Main guitar : Gibson Les Paul Standard 1959
An absolute “must-hear” track : Sloe Gin

It is not easy to invent yourself as an adult artist when you have been a child prodigy. Joe was Danny Gatton’s student and protégé to B.B. King before he was even old enough to drive a car, and was touring with the band Bloodline (with other child prodigies, the sons of stars like Miles Davis and Robby Krieger) before he could vote. But it all could have ended there. Indeed, the other members of Bloodline have all disappeared into the ether of show business. But Bonamassa has always had an unstoppable work ethic, and by dint of touring he ended up imposing his own sound and solo discography.

It all began in 2000 with A New Day Yesterday, a completely honest blues album on which guests like Leslie West, Greg Allman, and Rick Derringer accompanied the young musician. At the time, Bonamassa played Strats and Telecasters, and Stevie Ray Vaughan’s influence could still be in much of his phrasing. But little by little he found his own voice when he switched to a Les Paul and combined his Marshall Silver Jubilee with a few other boutique heads for a result as bluesy as it is fat and organic. It was also the time when producer Kevin Shirley began collaborating with Bonamassa. They first worked together on You & Me (2006) and still do to this day. Sloe Gin (2007) and Ballad Of John Henry (2009) are tracks that established Joe’s reputation as the saviour of the blues, the future of a style that was thought to be reserved for baby boomers on the eve of retirement.

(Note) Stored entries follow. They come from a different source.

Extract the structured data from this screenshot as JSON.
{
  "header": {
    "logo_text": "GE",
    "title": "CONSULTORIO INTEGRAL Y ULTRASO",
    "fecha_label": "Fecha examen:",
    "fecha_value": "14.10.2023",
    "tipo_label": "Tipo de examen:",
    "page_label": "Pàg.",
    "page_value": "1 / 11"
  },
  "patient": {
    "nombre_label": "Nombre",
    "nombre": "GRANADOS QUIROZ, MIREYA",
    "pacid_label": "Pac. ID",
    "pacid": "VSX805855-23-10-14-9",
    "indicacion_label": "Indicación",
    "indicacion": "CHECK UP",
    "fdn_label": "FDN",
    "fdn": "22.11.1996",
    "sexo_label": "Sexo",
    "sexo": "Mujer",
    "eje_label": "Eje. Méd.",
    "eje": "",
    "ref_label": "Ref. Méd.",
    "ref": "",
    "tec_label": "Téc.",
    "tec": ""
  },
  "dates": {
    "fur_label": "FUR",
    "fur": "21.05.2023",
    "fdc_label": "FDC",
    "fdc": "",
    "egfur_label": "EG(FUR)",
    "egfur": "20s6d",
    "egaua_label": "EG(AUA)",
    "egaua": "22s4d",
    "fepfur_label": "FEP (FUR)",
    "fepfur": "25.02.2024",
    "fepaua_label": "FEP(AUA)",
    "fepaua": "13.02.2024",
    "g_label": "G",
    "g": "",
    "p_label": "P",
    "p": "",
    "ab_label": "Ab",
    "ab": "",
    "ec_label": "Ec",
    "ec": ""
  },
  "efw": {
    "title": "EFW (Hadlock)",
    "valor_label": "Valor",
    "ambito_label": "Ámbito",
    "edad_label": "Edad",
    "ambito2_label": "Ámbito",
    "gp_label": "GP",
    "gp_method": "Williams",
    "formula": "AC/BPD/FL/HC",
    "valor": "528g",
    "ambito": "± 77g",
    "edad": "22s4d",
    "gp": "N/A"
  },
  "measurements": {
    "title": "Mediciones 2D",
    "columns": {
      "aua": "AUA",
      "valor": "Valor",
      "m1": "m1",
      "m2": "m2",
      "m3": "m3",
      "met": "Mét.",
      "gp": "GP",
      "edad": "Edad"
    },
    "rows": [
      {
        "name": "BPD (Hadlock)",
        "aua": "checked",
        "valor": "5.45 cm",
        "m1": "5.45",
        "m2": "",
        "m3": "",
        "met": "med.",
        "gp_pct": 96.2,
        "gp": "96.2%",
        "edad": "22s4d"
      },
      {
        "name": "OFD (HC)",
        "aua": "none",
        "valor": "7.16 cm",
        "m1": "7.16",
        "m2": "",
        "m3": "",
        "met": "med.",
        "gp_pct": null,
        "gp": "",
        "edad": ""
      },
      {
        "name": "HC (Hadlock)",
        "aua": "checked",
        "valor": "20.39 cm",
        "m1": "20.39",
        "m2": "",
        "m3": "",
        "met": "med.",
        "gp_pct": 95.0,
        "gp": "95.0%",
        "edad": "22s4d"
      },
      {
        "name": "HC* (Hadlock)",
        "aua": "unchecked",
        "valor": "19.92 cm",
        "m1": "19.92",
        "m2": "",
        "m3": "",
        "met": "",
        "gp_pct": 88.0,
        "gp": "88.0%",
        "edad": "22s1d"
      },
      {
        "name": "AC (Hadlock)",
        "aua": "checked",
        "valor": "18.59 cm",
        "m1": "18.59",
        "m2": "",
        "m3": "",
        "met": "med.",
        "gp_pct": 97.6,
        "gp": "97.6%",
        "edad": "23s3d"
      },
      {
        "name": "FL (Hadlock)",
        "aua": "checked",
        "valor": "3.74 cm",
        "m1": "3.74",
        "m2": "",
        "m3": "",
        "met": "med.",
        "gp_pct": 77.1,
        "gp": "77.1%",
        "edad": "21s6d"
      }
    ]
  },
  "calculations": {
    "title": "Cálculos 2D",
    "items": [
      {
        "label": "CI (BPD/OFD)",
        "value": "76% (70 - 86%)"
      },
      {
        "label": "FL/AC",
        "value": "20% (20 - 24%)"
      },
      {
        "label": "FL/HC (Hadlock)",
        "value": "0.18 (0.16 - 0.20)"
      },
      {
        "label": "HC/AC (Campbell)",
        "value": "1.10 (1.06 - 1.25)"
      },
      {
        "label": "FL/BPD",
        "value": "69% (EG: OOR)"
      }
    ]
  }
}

Since then, Bonamassa has never slowed his touring pace. In fact, he has redoubled his inventiveness to vary his shows, whether in a tribute concert to Muddy Waters and Holwin’ Wolf, a tribute tour to the three Kings of Blues, or to the British Blues Boom. He also plays on the albums of singer Beth Hart as well as with the bands Black Country Communion (alongside bassist and singer Glenn Hughes) and Rock Candy Funk Party. At the same time, the collector’s instinct of the man who was born with a guitar in his hands (his father owns a store) has only intensified, to the point where he owns about ten sunbursts, two korina Flying Vs, and a staggering number of rare instruments. However, those guitars are not just stowed away in a safe place. They go on the road with Joe. After all, that’s what they were made for.